Advertisement

PacBell Local Toll Call Rates to Be Cut by 29%

Share
TIMES STAFF WRITER

The price of local toll calls will drop by about 29% in September for Pacific Bell’s residential and business customers, a move ordered by state regulators to offset planned subsidy payments to the phone company.

Regulators at the California Public Utilities Commission approved the toll price cut--as well as smaller reductions in other service prices--as the best way to rebate $305.2 million to customers of PacBell, the state’s second-largest phone company.

“PacBell seems to be taking credit for this, but it’s not costing them a cent,” said Paul Stein, a telecommunications attorney for the Utility Reform Network, or TURN, a San Francisco-based consumer advocacy group. “But for customers, it’s a substantial chunk of money--$305 million.”

Advertisement

Beginning Sept. 1, PacBell’s basic rates for local toll calls--phone calls that connect beyond the 12-mile free zone but not far enough to be categorized as long-distance--will drop by a few pennies per minute for both business and residential customers.

The prices will vary by distance and time of day, but PacBell estimates that customers who don’t make many toll calls may see savings of only a few cents to a few dollars a month. Heavy toll call customers could save as much as $10 to $35 a month, according to company estimates.

Business customers could save from $9 to $20 a month, PacBell said.

Callers on discount plans will see slightly different rate reductions. Customers on PacBell’s residential discount toll plan, for example, now pay regular rates for the first $5, then receive a 15% discount on subsequent toll calls. After Sept. 1, those customers would see a 29% cost savings for the initial $5 in calls and a 14% discount on subsequent charges.

The state plan also includes a 10-cent reduction in the monthly price of many of PacBell’s calling features, such as call waiting, call forwarding and call return, as well as cuts in the per-minute cost of calling card rates and “zone usage measurement” and “local usage” rates.

In addition, the new plan slashes by 36.3% the “local access charges” that PacBell charges long-distance phone companies to connect calls over its network. The three largest long-distance companies--AT&T;, MCI and Sprint--have all pledged to pass the new savings on to customers, and state regulators intend to hold them to the promise.

The wide-ranging price changes--which won’t cost PacBell anything--are part of a broad restructuring of the state’s program for subsidizing phone service for higher-cost rural areas in the state.

Advertisement

Under the old method, the rural subsidies were invisible to customers because they were paid through inflated prices on some phone services.

Under the new system, which began in February 1995, the subsidy appears on phone bills as a separate “California High Cost Fund B” tax. Now state regulators plan to give phone companies their share of the high-cost fund and eliminate the longtime subsidies that still lurk in service prices.

Regulators estimate that PacBell will receive $305.2 million a year from the new fund, and thus the company and the PUC reduced PacBell prices by that amount.

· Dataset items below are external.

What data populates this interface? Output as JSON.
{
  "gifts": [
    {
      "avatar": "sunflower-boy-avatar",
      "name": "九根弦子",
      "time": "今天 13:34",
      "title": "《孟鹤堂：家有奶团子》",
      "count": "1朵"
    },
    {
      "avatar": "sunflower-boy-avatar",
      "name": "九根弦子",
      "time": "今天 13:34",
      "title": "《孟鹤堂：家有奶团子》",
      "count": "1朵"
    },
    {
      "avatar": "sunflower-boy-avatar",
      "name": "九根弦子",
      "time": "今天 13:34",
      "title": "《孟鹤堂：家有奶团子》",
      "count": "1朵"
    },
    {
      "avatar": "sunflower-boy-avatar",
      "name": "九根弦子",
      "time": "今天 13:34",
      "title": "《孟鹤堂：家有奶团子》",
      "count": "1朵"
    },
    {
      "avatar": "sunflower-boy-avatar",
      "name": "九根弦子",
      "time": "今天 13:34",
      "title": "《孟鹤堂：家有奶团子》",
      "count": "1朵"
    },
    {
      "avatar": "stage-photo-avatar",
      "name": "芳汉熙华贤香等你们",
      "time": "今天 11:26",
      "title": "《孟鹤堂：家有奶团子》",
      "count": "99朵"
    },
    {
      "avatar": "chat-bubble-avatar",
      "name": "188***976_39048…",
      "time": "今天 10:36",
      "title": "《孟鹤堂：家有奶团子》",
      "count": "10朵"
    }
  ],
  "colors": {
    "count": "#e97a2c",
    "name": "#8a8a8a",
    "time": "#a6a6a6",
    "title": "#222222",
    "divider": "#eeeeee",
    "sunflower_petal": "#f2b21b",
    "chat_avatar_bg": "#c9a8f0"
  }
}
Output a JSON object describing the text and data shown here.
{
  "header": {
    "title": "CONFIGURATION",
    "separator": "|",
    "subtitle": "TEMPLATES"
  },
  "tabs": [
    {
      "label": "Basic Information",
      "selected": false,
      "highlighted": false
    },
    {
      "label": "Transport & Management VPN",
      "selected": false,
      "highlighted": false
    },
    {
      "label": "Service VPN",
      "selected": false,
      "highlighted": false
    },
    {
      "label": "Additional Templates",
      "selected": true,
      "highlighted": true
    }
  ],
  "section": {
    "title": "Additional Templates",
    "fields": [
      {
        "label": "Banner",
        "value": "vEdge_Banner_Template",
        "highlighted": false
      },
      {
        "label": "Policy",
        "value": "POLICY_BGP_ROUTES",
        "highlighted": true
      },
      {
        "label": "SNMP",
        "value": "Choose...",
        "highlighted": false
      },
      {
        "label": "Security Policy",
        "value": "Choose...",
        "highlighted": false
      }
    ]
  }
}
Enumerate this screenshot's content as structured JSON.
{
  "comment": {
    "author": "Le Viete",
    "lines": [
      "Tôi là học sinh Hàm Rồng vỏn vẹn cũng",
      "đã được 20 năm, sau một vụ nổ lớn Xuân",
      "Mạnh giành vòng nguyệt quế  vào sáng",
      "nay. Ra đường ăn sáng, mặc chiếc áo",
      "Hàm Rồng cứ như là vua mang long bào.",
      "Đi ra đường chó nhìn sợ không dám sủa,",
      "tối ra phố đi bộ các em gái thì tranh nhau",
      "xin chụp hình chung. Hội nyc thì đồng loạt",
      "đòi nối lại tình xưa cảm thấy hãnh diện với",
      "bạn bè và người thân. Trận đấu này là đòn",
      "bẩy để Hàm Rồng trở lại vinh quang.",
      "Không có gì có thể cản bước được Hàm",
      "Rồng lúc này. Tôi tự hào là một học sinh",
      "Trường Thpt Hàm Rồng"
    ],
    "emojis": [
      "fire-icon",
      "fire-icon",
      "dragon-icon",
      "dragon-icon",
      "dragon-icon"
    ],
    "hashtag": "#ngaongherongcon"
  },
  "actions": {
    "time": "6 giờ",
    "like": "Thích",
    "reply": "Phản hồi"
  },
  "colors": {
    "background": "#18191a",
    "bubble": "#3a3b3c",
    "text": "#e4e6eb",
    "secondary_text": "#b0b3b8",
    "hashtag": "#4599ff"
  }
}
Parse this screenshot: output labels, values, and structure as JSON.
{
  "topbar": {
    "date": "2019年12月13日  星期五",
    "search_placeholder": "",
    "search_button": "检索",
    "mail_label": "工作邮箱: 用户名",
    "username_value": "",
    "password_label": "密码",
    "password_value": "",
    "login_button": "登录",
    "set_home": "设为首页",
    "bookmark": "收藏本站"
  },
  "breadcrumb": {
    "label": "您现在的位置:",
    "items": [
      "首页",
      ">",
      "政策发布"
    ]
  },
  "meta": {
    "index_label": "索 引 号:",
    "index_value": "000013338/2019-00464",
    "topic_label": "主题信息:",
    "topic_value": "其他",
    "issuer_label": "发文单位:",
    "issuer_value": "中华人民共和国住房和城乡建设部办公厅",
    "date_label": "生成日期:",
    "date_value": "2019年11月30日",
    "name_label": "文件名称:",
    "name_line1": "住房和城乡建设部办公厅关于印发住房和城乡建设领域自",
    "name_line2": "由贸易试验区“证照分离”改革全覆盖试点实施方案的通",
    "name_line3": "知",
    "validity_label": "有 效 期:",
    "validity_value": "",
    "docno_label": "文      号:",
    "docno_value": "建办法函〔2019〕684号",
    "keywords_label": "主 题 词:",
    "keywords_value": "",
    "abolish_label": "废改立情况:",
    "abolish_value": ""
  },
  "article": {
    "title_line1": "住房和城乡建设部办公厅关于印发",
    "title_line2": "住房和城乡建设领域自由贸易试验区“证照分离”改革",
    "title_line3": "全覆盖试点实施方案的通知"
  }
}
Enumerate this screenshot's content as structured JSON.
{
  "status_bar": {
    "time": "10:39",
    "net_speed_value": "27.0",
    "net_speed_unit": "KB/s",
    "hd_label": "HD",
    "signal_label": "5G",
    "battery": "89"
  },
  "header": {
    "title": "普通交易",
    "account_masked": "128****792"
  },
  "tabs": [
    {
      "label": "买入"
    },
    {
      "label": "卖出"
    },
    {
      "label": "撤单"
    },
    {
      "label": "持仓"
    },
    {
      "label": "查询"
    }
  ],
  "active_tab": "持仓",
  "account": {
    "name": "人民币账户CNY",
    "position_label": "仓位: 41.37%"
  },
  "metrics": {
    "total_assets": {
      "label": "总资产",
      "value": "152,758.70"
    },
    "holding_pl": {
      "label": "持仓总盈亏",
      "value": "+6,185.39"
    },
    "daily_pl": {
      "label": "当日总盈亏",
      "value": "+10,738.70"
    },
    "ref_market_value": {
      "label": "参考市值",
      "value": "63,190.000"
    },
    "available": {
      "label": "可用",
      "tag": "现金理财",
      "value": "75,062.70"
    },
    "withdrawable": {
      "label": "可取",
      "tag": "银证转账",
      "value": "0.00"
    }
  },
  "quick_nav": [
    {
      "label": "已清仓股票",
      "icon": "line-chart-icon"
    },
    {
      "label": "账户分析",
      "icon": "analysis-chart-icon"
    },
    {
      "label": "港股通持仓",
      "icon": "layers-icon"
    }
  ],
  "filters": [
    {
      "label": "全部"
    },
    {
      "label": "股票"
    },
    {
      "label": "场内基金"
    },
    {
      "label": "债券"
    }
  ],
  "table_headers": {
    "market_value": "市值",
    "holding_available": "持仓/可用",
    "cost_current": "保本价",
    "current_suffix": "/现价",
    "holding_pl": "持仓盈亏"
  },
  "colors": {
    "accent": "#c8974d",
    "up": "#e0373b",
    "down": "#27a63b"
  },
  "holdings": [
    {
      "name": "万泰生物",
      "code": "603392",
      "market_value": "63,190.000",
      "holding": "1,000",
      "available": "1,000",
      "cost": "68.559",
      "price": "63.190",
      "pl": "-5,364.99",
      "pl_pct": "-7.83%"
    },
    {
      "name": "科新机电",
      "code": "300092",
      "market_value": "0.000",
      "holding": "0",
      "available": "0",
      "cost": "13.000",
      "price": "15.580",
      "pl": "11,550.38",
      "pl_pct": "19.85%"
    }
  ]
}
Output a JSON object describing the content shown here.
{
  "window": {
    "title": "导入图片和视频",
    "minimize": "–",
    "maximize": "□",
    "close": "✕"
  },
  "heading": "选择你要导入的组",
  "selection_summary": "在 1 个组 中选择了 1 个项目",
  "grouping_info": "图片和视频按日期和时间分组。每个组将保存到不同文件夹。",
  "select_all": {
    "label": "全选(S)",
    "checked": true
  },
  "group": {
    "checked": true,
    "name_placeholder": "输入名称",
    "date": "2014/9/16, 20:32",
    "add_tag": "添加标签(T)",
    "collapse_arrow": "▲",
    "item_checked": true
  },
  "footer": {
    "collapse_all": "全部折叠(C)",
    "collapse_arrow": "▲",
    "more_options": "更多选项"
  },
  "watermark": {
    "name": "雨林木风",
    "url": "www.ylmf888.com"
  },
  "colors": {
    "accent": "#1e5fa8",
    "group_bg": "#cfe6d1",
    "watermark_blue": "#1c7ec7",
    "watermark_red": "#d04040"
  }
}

Of the $305.2 million, about $154 million in reductions is directed at the local toll market, where PacBell faces stiff competition from rivals. The plan includes $80.5 million in price cuts on monopoly rates, such as local usage charges; about $7.1 million in discounts for custom calling features; and $63.6 million in access fee cuts for long-distance companies.

Customers will eventually get a credit on their bills to make up for the double payments between February 1995 and September of this year, according to the PUC.

TURN’s Stein credited the PUC for spreading the price reductions to services where PacBell faces no competition in addition to lowering toll rates.

Advertisement

“They’ve had the ability to lower those toll prices on their own for the last five years,” Stein said. “This proposal is a bit like the sleeves off their vest.”

Later this year, the PUC will decide how to provide price reductions to customers of GTE and other local phone companies.